Tower of Hanoi
A classic mathematical puzzle. Move all disks to the target tower!
Tower of Hanoi
Moves: 0 / Min: 7
Click a tower to select the top disk, then click another tower to move it
How to Play:
- Move all disks from the Source tower to the Target tower
- Only one disk can be moved at a time
- A larger disk cannot be placed on a smaller disk
- Use the Auxiliary tower as a helper
What is Tower of Hanoi?
Tower of Hanoi is a classic mathematical puzzle invented by French mathematician Édouard Lucas in 1883. The game consists of three towers and a number of disks of different sizes. The objective is to move the entire stack from the source tower to the target tower, following specific rules.
Tower of Hanoi Rules
- Only one disk can be moved at a time
- Each move consists of taking the upper disk from one tower and placing it on top of another tower
- No disk may be placed on top of a smaller disk
Tower of Hanoi Strategy
The optimal solution for n disks requires exactly 2^n - 1 moves. Here's the recursive strategy:
- Step 1: Move the top n-1 disks from Source to Auxiliary tower
- Step 2: Move the largest disk from Source to Target tower
- Step 3: Move the n-1 disks from Auxiliary to Target tower
Minimum Moves by Disk Count
| Disks | Minimum Moves |
|---|---|
| 3 | 7 |
| 4 | 15 |
| 5 | 31 |
| 6 | 63 |
| 7 | 127 |
Educational Benefits
- Recursive Thinking: Understanding the recursive algorithm behind the solution
- Problem Solving: Developing strategic planning skills
- Mathematical Thinking: Learning about exponential growth and algorithms
- Patience: Building persistence and attention to detail
History of Tower of Hanoi
The puzzle was invented by Édouard Lucas in 1883. There's a legend about Vietnamese monks solving a Tower of Hanoi puzzle with 64 golden disks. According to the legend, when the monks complete the puzzle, the world will end. With 64 disks, this would take 2^64 - 1 moves, which would take billions of years even at one move per second!

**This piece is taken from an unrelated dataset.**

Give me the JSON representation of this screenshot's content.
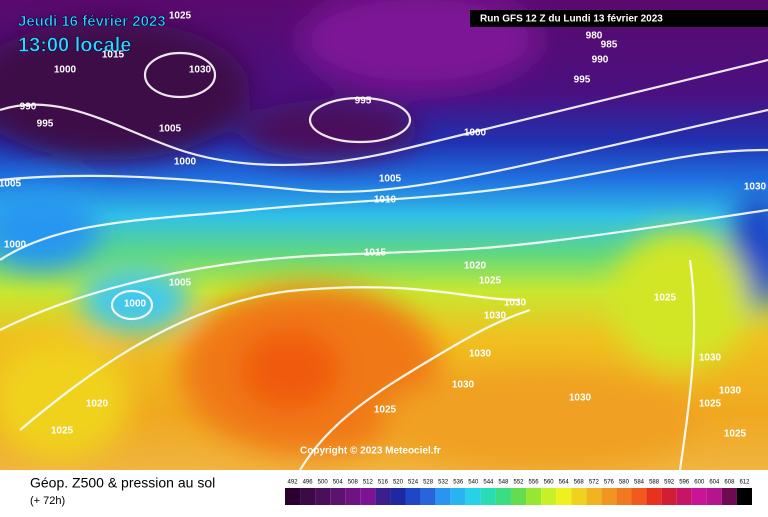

Frequently Asked Questions
What is the minimum number of moves?
For n disks, the minimum is 2^n - 1 moves. For example, 3 disks require 7 moves, 4 disks require 15 moves, and 5 disks require 31 moves.
Is Tower of Hanoi good for brain training?
Yes! Tower of Hanoi helps develop logical thinking, problem-solving skills, and understanding of recursive algorithms. It's used in computer science education to teach recursion.
Can I solve it in more than the minimum moves?
Absolutely! The minimum moves represent the optimal solution. Beginners often take more moves as they learn the strategy. Practice helps achieve the optimal solution.